At one point, when I was prepared to walk away from this madness, a friend of mine who remembers that day when my teacher sealed my fate, insisted, “You can’t do that! Our teacher said you’re a writer, so you’re a writer. You can’t let her down. She had faith in you.” My friend was right. So I prevailed, and have been successfully published in e-book format for three years.
Why do we write at all? I can’t answer for others, but I know why I do it. I write so I can make sense of the things in life that don’t make sense. In my genre, which is crime fiction, I create a fractured universe that can be pieced back together, if not entirely restored.
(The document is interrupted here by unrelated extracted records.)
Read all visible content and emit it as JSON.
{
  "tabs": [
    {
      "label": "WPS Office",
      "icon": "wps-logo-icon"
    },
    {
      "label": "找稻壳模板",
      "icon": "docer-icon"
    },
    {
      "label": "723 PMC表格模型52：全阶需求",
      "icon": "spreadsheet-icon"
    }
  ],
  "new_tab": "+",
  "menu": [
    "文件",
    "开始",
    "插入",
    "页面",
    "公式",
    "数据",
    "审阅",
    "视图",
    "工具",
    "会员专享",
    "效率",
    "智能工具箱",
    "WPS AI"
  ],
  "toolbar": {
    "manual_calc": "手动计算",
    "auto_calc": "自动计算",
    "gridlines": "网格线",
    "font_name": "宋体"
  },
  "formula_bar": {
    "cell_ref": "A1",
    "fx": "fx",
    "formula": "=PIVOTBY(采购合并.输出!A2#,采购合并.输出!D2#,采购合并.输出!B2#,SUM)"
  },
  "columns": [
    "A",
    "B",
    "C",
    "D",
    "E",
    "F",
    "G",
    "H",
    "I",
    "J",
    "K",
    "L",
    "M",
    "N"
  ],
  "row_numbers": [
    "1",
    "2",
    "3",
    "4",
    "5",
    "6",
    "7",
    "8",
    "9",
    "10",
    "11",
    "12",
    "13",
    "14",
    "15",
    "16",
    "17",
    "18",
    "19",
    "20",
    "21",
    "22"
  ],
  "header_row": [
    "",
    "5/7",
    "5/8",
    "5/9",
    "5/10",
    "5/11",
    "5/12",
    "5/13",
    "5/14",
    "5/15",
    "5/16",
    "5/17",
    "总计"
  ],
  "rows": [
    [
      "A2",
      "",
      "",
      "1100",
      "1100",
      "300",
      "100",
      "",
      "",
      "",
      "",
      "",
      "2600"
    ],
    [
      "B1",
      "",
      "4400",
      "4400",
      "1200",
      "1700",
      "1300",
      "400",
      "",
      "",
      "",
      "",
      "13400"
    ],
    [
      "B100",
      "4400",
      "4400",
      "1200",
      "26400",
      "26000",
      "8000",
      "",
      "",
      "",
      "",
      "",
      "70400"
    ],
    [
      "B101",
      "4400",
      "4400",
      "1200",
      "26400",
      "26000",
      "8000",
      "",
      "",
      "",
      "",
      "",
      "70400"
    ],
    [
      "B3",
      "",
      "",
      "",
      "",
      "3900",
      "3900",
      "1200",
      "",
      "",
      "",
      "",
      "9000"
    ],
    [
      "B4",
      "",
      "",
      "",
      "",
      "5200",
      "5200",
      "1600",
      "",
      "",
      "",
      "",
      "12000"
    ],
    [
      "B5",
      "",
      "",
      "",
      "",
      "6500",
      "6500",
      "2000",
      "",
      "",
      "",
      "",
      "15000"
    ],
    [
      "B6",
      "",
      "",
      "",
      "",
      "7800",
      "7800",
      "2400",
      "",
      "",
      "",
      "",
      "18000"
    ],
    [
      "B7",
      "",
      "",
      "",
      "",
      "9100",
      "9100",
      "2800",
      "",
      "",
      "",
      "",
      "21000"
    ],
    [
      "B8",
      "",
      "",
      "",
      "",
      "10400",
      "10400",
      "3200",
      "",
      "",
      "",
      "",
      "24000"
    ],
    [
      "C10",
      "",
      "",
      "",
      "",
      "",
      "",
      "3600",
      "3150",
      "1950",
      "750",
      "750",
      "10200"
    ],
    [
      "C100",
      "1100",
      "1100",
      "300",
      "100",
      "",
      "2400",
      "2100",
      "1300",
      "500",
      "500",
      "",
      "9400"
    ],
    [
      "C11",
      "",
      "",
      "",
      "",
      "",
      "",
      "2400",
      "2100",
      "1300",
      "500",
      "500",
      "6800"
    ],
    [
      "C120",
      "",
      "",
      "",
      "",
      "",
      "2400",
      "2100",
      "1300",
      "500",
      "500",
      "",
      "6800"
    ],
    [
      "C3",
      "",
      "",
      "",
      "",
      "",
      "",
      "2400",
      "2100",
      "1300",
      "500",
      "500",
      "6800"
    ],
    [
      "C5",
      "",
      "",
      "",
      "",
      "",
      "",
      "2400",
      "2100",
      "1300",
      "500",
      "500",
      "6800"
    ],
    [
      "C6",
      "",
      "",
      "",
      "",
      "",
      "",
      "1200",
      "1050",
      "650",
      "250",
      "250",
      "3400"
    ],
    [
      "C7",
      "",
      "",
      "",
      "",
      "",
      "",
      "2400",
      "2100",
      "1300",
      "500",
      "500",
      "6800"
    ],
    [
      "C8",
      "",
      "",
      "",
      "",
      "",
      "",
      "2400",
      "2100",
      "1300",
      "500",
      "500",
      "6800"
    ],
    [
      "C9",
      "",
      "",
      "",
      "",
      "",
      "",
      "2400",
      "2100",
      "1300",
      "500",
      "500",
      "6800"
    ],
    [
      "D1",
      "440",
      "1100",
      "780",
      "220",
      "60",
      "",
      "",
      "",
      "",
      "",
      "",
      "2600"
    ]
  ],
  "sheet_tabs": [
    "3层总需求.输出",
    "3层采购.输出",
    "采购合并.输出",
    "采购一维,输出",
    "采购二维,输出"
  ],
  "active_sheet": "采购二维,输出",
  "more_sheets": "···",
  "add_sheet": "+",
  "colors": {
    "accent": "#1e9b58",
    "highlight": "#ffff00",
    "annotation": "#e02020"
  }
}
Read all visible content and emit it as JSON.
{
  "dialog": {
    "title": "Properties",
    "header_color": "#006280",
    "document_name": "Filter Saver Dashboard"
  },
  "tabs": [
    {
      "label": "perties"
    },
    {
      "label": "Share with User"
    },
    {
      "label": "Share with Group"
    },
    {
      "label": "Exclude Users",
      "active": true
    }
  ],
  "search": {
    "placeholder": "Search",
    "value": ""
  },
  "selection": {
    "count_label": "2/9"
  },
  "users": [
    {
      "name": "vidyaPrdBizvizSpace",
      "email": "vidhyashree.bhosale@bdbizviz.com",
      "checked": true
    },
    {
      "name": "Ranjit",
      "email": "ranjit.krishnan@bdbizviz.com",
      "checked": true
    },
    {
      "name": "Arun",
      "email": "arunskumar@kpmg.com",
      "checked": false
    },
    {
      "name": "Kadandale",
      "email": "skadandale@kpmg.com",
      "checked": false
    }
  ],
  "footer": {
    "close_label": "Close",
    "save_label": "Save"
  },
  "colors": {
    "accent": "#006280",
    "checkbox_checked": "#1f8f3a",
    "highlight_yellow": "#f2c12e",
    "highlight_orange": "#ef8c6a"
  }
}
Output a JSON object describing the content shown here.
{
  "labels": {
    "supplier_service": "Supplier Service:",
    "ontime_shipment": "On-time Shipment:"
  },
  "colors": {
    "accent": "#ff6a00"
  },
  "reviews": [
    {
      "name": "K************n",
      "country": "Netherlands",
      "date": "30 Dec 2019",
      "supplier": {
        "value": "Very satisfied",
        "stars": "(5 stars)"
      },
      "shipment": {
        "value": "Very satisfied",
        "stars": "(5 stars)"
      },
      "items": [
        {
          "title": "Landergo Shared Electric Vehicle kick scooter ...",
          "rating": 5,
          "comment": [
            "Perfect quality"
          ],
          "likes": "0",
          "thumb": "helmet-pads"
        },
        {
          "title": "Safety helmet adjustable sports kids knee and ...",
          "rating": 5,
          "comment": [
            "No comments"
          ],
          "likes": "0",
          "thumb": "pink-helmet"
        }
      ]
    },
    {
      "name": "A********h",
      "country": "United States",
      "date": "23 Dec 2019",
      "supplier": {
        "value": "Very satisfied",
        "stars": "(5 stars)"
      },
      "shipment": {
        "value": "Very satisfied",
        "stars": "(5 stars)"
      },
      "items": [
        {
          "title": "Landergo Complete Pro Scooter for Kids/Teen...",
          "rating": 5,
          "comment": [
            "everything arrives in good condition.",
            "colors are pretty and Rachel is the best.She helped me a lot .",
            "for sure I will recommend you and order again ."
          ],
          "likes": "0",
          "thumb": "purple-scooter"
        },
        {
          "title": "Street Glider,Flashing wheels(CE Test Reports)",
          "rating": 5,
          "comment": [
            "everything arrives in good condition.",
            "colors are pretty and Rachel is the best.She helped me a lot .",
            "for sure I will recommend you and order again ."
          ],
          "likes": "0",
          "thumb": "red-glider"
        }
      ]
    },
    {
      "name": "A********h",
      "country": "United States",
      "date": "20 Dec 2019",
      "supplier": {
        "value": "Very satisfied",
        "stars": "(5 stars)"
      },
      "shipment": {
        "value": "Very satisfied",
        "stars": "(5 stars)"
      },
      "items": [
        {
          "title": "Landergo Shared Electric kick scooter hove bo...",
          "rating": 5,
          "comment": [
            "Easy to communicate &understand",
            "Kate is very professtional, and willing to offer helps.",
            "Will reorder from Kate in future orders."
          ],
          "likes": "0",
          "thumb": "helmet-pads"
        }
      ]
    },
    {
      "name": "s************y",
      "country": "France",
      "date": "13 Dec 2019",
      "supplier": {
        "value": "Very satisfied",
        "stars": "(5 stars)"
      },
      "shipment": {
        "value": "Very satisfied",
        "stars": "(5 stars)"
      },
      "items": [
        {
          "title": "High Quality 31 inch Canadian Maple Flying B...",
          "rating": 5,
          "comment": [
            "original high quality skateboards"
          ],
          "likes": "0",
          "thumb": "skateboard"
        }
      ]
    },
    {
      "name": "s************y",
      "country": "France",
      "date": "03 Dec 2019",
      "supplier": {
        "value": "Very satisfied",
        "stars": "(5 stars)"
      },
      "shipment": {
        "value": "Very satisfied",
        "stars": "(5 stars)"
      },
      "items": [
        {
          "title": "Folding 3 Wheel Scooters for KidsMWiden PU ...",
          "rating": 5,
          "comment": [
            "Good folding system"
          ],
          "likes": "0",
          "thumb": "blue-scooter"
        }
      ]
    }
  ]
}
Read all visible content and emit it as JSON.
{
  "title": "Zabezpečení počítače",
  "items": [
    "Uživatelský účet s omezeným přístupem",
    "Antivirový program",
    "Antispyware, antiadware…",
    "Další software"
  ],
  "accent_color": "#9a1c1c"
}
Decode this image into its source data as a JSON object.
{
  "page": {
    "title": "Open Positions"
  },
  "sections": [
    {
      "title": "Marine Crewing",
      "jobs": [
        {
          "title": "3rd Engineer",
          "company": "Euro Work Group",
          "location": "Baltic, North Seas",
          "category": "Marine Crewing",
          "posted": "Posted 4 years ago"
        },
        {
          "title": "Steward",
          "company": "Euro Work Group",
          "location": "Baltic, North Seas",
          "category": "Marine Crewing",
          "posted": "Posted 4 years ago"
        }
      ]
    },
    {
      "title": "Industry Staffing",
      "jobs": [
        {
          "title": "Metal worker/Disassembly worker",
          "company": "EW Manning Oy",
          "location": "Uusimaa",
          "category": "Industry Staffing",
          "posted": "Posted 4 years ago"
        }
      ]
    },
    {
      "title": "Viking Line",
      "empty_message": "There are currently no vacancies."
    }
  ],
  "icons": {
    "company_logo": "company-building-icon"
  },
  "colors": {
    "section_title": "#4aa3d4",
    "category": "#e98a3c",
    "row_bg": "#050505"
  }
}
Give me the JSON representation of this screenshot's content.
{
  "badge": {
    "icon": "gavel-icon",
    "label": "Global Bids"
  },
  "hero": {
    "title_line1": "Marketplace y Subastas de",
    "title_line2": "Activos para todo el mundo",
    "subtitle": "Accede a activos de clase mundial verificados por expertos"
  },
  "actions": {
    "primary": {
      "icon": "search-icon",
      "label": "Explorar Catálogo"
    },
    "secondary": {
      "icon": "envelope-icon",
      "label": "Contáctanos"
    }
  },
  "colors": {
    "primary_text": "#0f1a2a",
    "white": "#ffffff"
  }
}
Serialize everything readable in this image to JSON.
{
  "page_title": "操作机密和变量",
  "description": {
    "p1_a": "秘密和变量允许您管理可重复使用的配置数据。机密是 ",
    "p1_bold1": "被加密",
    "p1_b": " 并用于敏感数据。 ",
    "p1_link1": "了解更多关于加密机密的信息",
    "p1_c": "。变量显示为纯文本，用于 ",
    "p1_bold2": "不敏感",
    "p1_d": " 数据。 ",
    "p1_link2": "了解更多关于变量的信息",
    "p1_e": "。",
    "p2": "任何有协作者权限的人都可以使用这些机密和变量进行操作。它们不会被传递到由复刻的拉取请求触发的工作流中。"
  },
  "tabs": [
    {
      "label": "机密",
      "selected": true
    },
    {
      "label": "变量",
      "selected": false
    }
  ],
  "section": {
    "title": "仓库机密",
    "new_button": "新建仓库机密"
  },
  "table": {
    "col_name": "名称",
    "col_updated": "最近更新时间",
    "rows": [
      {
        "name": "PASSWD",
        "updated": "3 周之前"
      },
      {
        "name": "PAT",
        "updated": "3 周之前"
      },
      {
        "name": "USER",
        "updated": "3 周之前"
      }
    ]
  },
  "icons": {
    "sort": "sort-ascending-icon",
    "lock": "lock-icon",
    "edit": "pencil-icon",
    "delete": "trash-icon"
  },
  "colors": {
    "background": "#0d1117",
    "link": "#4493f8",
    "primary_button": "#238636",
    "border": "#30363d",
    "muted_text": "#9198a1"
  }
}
Thinking back on Truman Capote’s book, In Cold Blood, I recall the ending in which he is mesmerized by the sun refracting off of a young girl’s hair as she walks away from him. It was as if Capote acknowledged that we will never understand the senseless, brutal murders he wrote about, but even the simplest, most unexpected image can ground us to restore our sanity.
It wasn’t until I was well into adulthood that a surgical procedure was perfected to repair my damaged heart valve. I am the grateful recipient of a second chance.
And what of those A+ poems I wrote long ago? They faded into obscurity—literally. I had written them on high-fiber tablet paper with a #2 pencil and, over time, the fiber absorbed the graphite. Another lesson learned.